More than 60 Stanford students had camped out each night, calling on the university’s administration to “wake up” to the reality that workers can’t survive in Silicon Valley on $8.50 an hour. With the slogan “Equal Pay for Equal Work,” students supported the workers’ demand for parity in wages and benefits with dining hall workers directly hired by Stanford. Bon Appetit workers and dining hall workers are both represented by Service Employees International Union (SEIU) Local 715.

“On all of the important issues, we won. We have health insurance and a wage parity,” said Maria Estela Diaz, a Bon Appetit worker at the Graduate School of Business. “The good thing about us winning is that we can make sure everyone comes out of poverty. We also won an extra personal day off.”

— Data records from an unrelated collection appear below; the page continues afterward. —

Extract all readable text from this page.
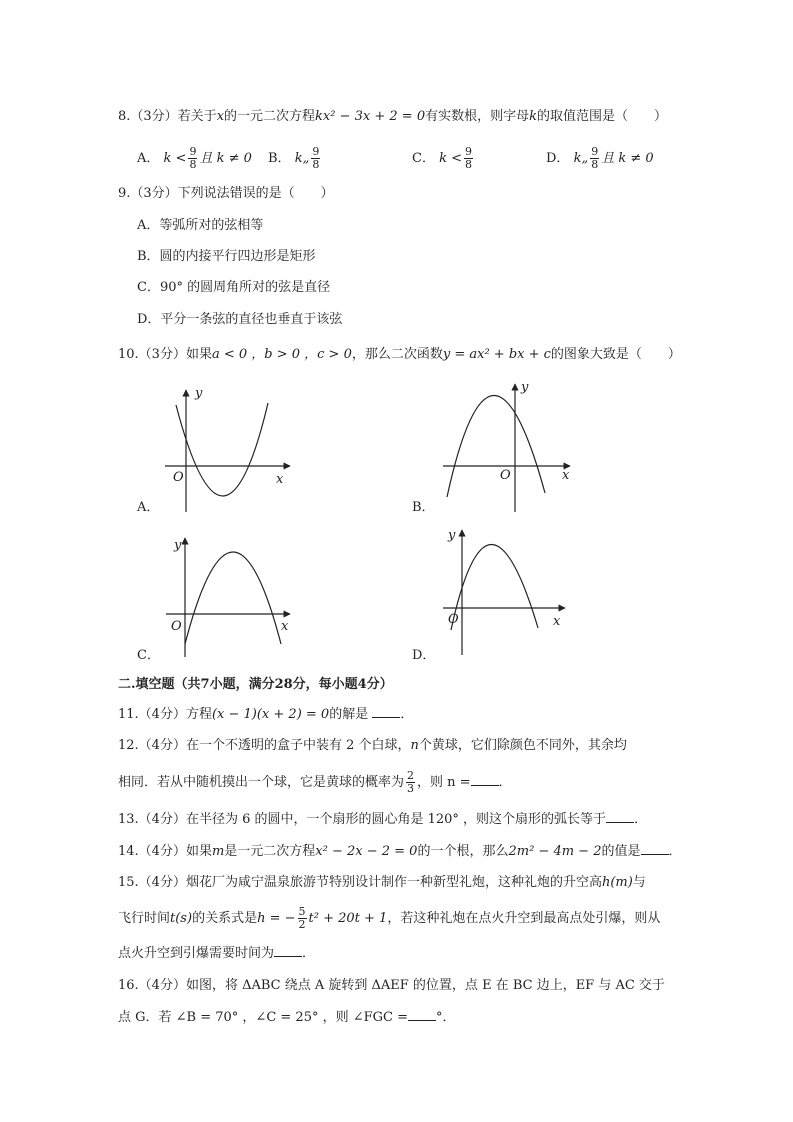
8.（3分）若关于x的一元二次方程kx² − 3x + 2 = 0有实数根，则字母k的取值范围是（　　）
A． $k < \frac{9}{8}$ 且 k ≠ 0 B． k„ $\frac{9}{8}$	C． $k < \frac{9}{8}$	D． k„ $\frac{9}{8}$ 且 k ≠ 0
9.（3分）下列说法错误的是（　　）
A．等弧所对的弦相等
B．圆的内接平行四边形是矩形
C．90° 的圆周角所对的弦是直径
D．平分一条弦的直径也垂直于该弦
10.（3分）如果a < 0 ，b > 0 ，c > 0，那么二次函数y = ax² + bx + c的图象大致是（　　）
y
x
O
y
x
O
y
x
O
y
x
O
A．	B．
C．	D．
二.填空题（共7小题，满分28分，每小题4分）
11.（4分）方程(x − 1)(x + 2) = 0的解是 ．
12.（4分）在一个不透明的盒子中装有 2 个白球，n个黄球，它们除颜色不同外，其余均
相同．若从中随机摸出一个球，它是黄球的概率为 $\frac{2}{3}$ ，则 n = ．
13.（4分）在半径为 6 的圆中，一个扇形的圆心角是 120° ，则这个扇形的弧长等于 ．
14.（4分）如果m是一元二次方程x² − 2x − 2 = 0的一个根，那么2m² − 4m − 2的值是 ．
15.（4分）烟花厂为咸宁温泉旅游节特别设计制作一种新型礼炮，这种礼炮的升空高h(m)与
飞行时间t(s)的关系式是h = − $\frac{5}{2} t^2 + 20t + 1$，若这种礼炮在点火升空到最高点处引爆，则从
点火升空到引爆需要时间为 ．
16.（4分）如图，将 ΔABC 绕点 A 旋转到 ΔAEF 的位置，点 E 在 BC 边上，EF 与 AC 交于
点 G．若 ∠B = 70° ，∠C = 25° ，则 ∠FGC = °．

The victory did not come easily. When Bon Appetit opened negotiations by proposing a 25-cent raise, the majority of the 50 Bon Appetit workers pledged to strike. In response, Bon Appetit threatened to fire any worker who went on strike.

Delegations of Stanford workers from other worksites delivered petitions to Stanford President John Hennessy in the days before the sleep-out. During the sleep-out, students arranged for music and spoken-word groups to perform every evening and worked with Local 715 to organize a candlelight vigil at Hennessy’s home and a joint worker-student rally.

Eventually the tent-city spectacle forced the Stanford administration to meet with the Bon Appetit management. At midnight before the contract expired, the negotiations team announced the victory to a crowd of 100 students still camped out in front of the president’s office. After jubilant speeches by workers and students, the Stanford mariachi band kicked off a victory party that lasted until early morning.

Student and union organizers believe the Bon Appetit victory will set an important precedent for student-labor campaigns on college campuses. Bon Appetit workers are only one of many groups of subcontracted workers who perform the same jobs as directly hired Stanford employees but earn far less in wages and benefits. While directly hired Stanford workers receive free health coverage from the university, many Bon Appetit workers have depended on federal health care programs because their employee plans were unaffordable.

In the last few decades, Stanford has come to depend more and more on hiring outside companies to provide cheaper janitorial and food services for the university. These outside companies often undercut the higher wage and benefit standards on campus and divide the workforce, making it harder for workers to organize. By subcontracting their services, universities all over the country cut costs on the backs of the lowest paid workers and conveniently dodge the responsibility of being a good employer.

Students in the Stanford Labor Action Coalition are working closely with SEIU Local 715, as well as a coalition of student groups like the Stanford NAACP, Movimiento Estudiantil Chicano de Aztlan (MEChA) and Students for Environmental Action, to make the Bon Appetit campaign part of a larger campaign for a Code of Conduct that would regulate the practices of subcontractors, create a campus living wage, and prevent Stanford or other companies from interfering when workers try to unionize.

Danielle Mahones, an organizer for Local 715, commented after the victory, “I am very, very happy. I want to thank all of the students who supported us throughout the campaign. Without their work, we wouldn’t be able to accomplish all of this.”